![](/img/trans.png)
[英]How to convert Spark Streaming data into Spark DataFrame
[英]Convert Spark Structure Streaming DataFrames to Pandas DataFrame
我有一個設置為從Kafka主題使用的Spark Streaming App,我需要使用一些Pandas Dataframe中的API,但是當我嘗試將其轉換時,我得到了
: org.apache.spark.sql.AnalysisException: Queries with streaming sources must be executed with writeStream.start();;
kafka
at org.apache.spark.sql.catalyst.analysis.UnsupportedOperationChecker$.org$apache$spark$sql$catalyst$analysis$UnsupportedOperationChecker$$throwError(UnsupportedOperationChecker.scala:297)
at org.apache.spark.sql.catalyst.analysis.UnsupportedOperationChecker$$anonfun$checkForBatch$1.apply(UnsupportedOperationChecker.scala:36)
at org.apache.spark.sql.catalyst.analysis.UnsupportedOperationChecker$$anonfun$checkForBatch$1.apply(UnsupportedOperationChecker.scala:34)

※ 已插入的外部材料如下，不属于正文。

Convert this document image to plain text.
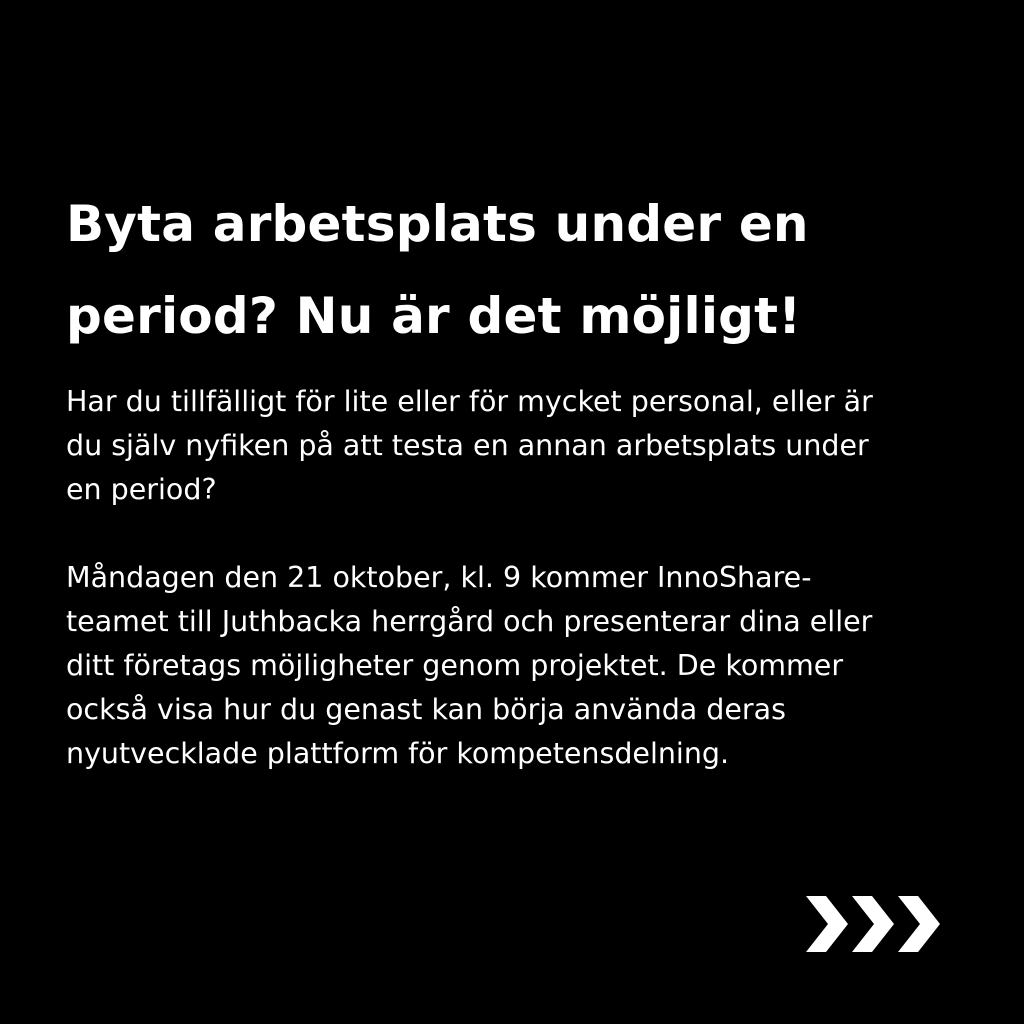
Byta arbetsplats under en
period? Nu är det möjligt!

Har du tillfälligt för lite eller för mycket personal, eller är
du själv nyfiken på att testa en annan arbetsplats under
en period?

Måndagen den 21 oktober, kl. 9 kommer InnoShare-
teamet till Juthbacka herrgård och presenterar dina eller
ditt företags möjligheter genom projektet. De kommer
också visa hur du genast kan börja använda deras
nyutvecklade plattform för kompetensdelning.
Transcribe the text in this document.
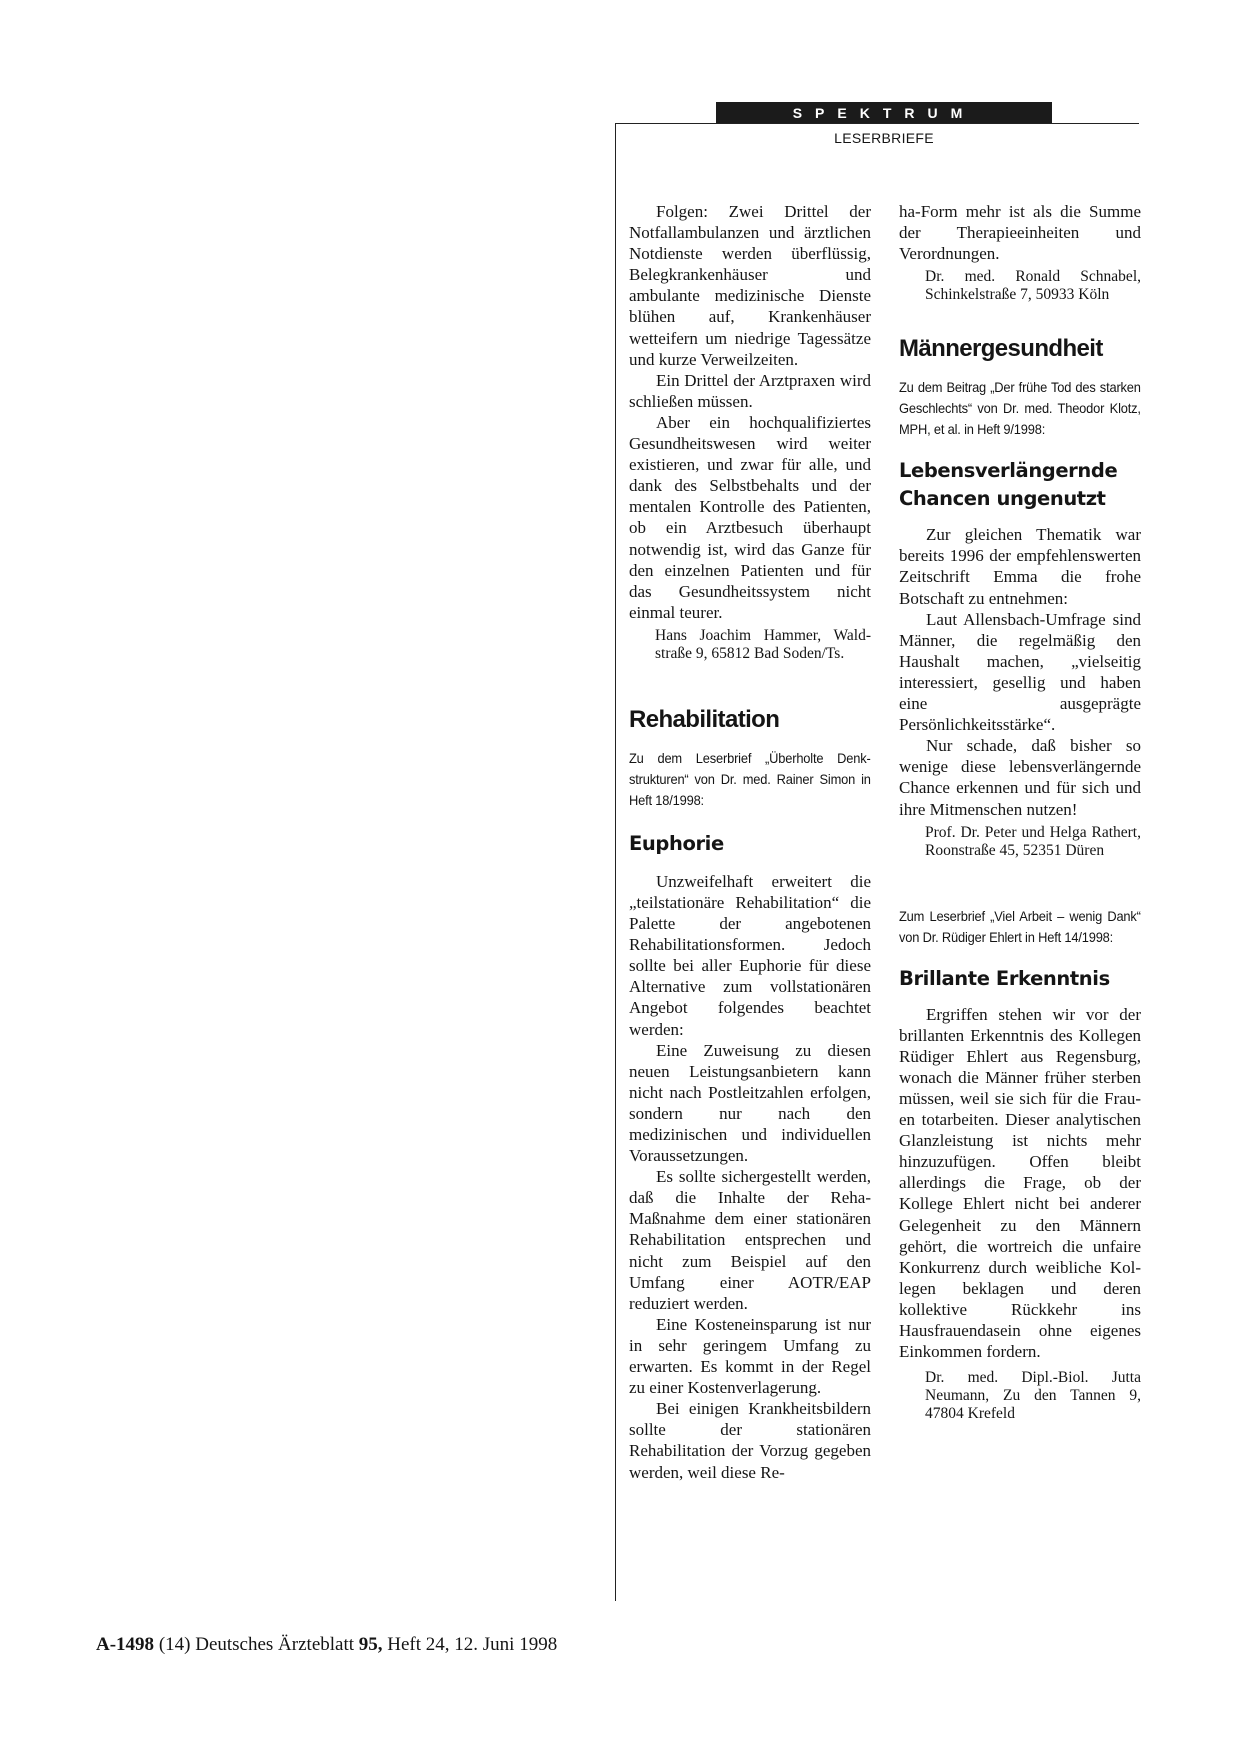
SPEKTRUM
LESERBRIEFE

Folgen: Zwei Drittel der Notfallambulanzen und ärztlichen Notdienste werden überflüssig, Belegkrankenhäuser und ambulante medizinische Dienste blühen auf, Krankenhäuser wetteifern um niedrige Tagessätze und kurze Verweilzeiten.

Ein Drittel der Arztpraxen wird schließen müssen.

Aber ein hochqualifiziertes Gesundheitswesen wird weiter existieren, und zwar für alle, und dank des Selbstbehalts und der mentalen Kontrolle des Patienten, ob ein Arztbesuch überhaupt notwendig ist, wird das Ganze für den einzelnen Patienten und für das Gesundheitssystem nicht einmal teurer.

Hans Joachim Hammer, Waldstraße 9, 65812 Bad Soden/Ts.

Rehabilitation

Zu dem Leserbrief „Überholte Denkstrukturen“ von Dr. med. Rainer Simon in Heft 18/1998:

Euphorie

Unzweifelhaft erweitert die „teilstationäre Rehabilitation“ die Palette der angebotenen Rehabilitationsformen. Jedoch sollte bei aller Euphorie für diese Alternative zum vollstationären Angebot folgendes beachtet werden:

Eine Zuweisung zu diesen neuen Leistungsanbietern kann nicht nach Postleitzahlen erfolgen, sondern nur nach den medizinischen und individuellen Voraussetzungen.

Es sollte sichergestellt werden, daß die Inhalte der Reha-Maßnahme dem einer stationären Rehabilitation entsprechen und nicht zum Beispiel auf den Umfang einer AOTR/EAP reduziert werden.

Eine Kosteneinsparung ist nur in sehr geringem Umfang zu erwarten. Es kommt in der Regel zu einer Kostenverlagerung.

Bei einigen Krankheitsbildern sollte der stationären Rehabilitation der Vorzug gegeben werden, weil diese Re-

ha-Form mehr ist als die Summe der Therapieeinheiten und Verordnungen.

Dr. med. Ronald Schnabel, Schinkelstraße 7, 50933 Köln

Männergesundheit

Zu dem Beitrag „Der frühe Tod des starken Geschlechts“ von Dr. med. Theodor Klotz, MPH, et al. in Heft 9/1998:

Lebensverlängernde Chancen ungenutzt

Zur gleichen Thematik war bereits 1996 der empfehlenswerten Zeitschrift Emma die frohe Botschaft zu entnehmen:

Laut Allensbach-Umfrage sind Männer, die regelmäßig den Haushalt machen, „vielseitig interessiert, gesellig und haben eine ausgeprägte Persönlichkeitsstärke“.

Nur schade, daß bisher so wenige diese lebensverlängernde Chance erkennen und für sich und ihre Mitmenschen nutzen!

Prof. Dr. Peter und Helga Rathert, Roonstraße 45, 52351 Düren

Zum Leserbrief „Viel Arbeit – wenig Dank“ von Dr. Rüdiger Ehlert in Heft 14/1998:

Brillante Erkenntnis

Ergriffen stehen wir vor der brillanten Erkenntnis des Kollegen Rüdiger Ehlert aus Regensburg, wonach die Männer früher sterben müssen, weil sie sich für die Frauen totarbeiten. Dieser analytischen Glanzleistung ist nichts mehr hinzuzufügen. Offen bleibt allerdings die Frage, ob der Kollege Ehlert nicht bei anderer Gelegenheit zu den Männern gehört, die wortreich die unfaire Konkurrenz durch weibliche Kollegen beklagen und deren kollektive Rückkehr ins Hausfrauendasein ohne eigenes Einkommen fordern.

Dr. med. Dipl.-Biol. Jutta Neumann, Zu den Tannen 9, 47804 Krefeld

A-1498 (14) Deutsches Ärzteblatt 95, Heft 24, 12. Juni 1998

at org.apache.spark.sql.catalyst.trees.TreeNode.foreachUp(TreeNode.scala:127)
at org.apache.spark.sql.catalyst.analysis.UnsupportedOperationChecker$.checkForBatch(UnsupportedOperationChecker.scala:34)
at org.apache.spark.sql.execution.QueryExecution.assertSupported(QueryExecution.scala:63)
at org.apache.spark.sql.execution.QueryExecution.withCachedData$lzycompute(QueryExecution.scala:74)
at org.apache.spark.sql.execution.QueryExecution.withCachedData(QueryExecution.scala:72)
at org.apache.spark.sql.execution.QueryExecution.optimizedPlan$lzycompute(QueryExecution.scala:78)
at org.apache.spark.sql.execution.QueryExecution.optimizedPlan(QueryExecution.scala:78)
at org.apache.spark.sql.execution.QueryExecution.completeString(QueryExecution.scala:219)
at org.apache.spark.sql.execution.QueryExecution.toString(QueryExecution.scala:202)
at org.apache.spark.sql.execution.SQLExecution$.withNewExecutionId(SQLExecution.scala:62)
at org.apache.spark.sql.Dataset.withNewExecutionId(Dataset.scala:2832)
at org.apache.spark.sql.Dataset.collectToPython(Dataset.scala:2809)
at sun.reflect.NativeMethodAccessorImpl.invoke0(Native Method)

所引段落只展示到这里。